Logo que foi anunciada, a proposta do CDS foi rodeada de um clima de pouca expectativa. O CDS anunciou imediatamente que considerava a proposta perdida, mas que se tratava de usar, em relação ao PSD, não propriamente de tratos de polé, mas de avisos daqueles que você não pode desconhecer, como se costuma dizer na terminologia própria. Se o PSD não aceitasse, em sede de revisão constitucional, uma solução alteradora do quadro, o CDS apresentaria um projecto de lei e faria a vida negra ao PSD, confrontando-o com a sua posição incoerente na matéria. Eis um jogo que não tem qualquer mistério, naturalmente, da parte do CDS; o mistério era todo ele da parte do PSD.

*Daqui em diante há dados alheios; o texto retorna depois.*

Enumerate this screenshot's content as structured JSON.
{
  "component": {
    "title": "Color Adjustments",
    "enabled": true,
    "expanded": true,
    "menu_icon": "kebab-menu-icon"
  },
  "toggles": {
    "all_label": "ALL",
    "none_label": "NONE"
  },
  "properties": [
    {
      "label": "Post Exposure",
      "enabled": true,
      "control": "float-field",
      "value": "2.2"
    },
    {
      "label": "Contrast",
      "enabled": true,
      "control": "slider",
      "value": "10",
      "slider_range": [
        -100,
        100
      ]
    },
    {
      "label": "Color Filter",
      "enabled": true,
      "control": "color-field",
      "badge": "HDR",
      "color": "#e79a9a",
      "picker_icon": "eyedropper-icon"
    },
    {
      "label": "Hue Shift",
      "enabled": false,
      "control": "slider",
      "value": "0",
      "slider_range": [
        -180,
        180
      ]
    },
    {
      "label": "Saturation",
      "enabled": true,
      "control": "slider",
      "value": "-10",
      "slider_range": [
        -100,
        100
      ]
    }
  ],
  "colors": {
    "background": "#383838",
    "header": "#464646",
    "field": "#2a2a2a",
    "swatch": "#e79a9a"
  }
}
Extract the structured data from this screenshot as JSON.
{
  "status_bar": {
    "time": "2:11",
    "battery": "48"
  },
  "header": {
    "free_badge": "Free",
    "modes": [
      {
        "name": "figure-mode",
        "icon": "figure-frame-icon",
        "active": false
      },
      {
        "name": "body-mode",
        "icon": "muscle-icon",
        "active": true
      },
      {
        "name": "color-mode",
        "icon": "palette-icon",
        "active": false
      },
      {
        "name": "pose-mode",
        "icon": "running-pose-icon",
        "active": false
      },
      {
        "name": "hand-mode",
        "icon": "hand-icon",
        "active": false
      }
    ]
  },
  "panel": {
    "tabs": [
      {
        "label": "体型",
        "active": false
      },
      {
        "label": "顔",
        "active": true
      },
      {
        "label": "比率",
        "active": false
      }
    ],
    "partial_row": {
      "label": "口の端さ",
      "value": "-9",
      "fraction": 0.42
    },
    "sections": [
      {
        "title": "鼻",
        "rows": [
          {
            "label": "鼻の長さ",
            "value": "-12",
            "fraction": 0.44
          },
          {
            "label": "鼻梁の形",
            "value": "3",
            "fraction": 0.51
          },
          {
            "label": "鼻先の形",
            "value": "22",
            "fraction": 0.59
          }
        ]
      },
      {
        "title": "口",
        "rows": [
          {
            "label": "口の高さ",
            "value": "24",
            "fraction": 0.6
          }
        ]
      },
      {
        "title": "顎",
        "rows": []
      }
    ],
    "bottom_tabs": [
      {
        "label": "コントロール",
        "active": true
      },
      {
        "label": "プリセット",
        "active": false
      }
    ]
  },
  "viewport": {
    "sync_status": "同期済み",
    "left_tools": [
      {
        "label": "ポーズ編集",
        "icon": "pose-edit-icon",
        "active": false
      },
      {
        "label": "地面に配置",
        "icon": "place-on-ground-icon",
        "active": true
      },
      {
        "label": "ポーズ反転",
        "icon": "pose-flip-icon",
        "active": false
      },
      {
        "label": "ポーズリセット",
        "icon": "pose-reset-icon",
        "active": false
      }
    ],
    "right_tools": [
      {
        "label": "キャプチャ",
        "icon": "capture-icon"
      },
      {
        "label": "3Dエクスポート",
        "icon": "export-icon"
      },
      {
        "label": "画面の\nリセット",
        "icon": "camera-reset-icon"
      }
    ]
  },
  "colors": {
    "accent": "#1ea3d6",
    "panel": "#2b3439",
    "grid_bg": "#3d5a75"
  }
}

A questão está, portanto, em saber se a intervenção do Sr. Deputado Mário Maciel significa a quebra do mistério ou se traduz meramente uma opinião pessoal, quiçá excessivamente influenciada por concepções biologísticas. Digo "biologísticas" de propósito e pela simples razão de que é evidente que é ponto altamente polémico o de saber o que significa "vida". Mas uma coisa seguramente se sabe: que "vida", do ponto de vista jurídico, pode não ser rigorosamente aquilo que é do ponto de vista biológico, qualquer que seja o conceito a adoptar deste ponto de vista. E, como V. Exa. sabe, seguramente melhor do que todos nós, em termos biológicos o conceito é arquidiscutido. Assim sendo, aquilo que acabou de exprimir não é absolutamente nada não polémico, mas, pelo contrário, altamente polémico, não sendo, seguramente, pacífico.

Quanto ao enquadramento jurídico, a noção jurídica de vida é ainda mais polémica. Em matéria de aborto, é-o ainda mais do que, em geral, quando se discutem temas tão melindrosos como os da fecundação in vitro, morte cerebral e outros aspectos relacionados com as funções vitais, quaisquer que elas sejam.

Portanto, a discussão sobre o conceito jurídico de vida é bastante mais complexa do que aquilo que V. Exa. parecia inculcar. E a interpretação da noção de vida contida no artigo 24.° é susceptível de várias leituras que compatibilizem, em absoluto, a legalização da interrupção voluntária da gravidez com o artigo respectivo. O nosso Tribunal Constitucional tem sobre essa matéria jurisprudência que é geralmente conhecida e a que V. Exa. pode ter acesso, uma vez que nos foram distribuídos os quatro volumes dos acórdãos deste Tribunal.

Quero dizer com isto que não vemos grande interesse no debate, a não ser talvez no sentido de saber qual a posição do PSD sobre esta matéria. A nossa posição é claríssima: somos pela interrupção voluntária da gravidez e consideramos que a sua consagração legal é perfeitamente compatível com a Constituição, não porque o valor "vida" seja um valor desprezível, mas porque há-de haver uma compatibilização entre a medida de tutela atribuível à mulher, para não a transformar num ser obrigado a uma gravidez compulsiva, e a medida a atribuir à vida em devir, que é a do nasciturno, como toda a gente mais ou menos sabe.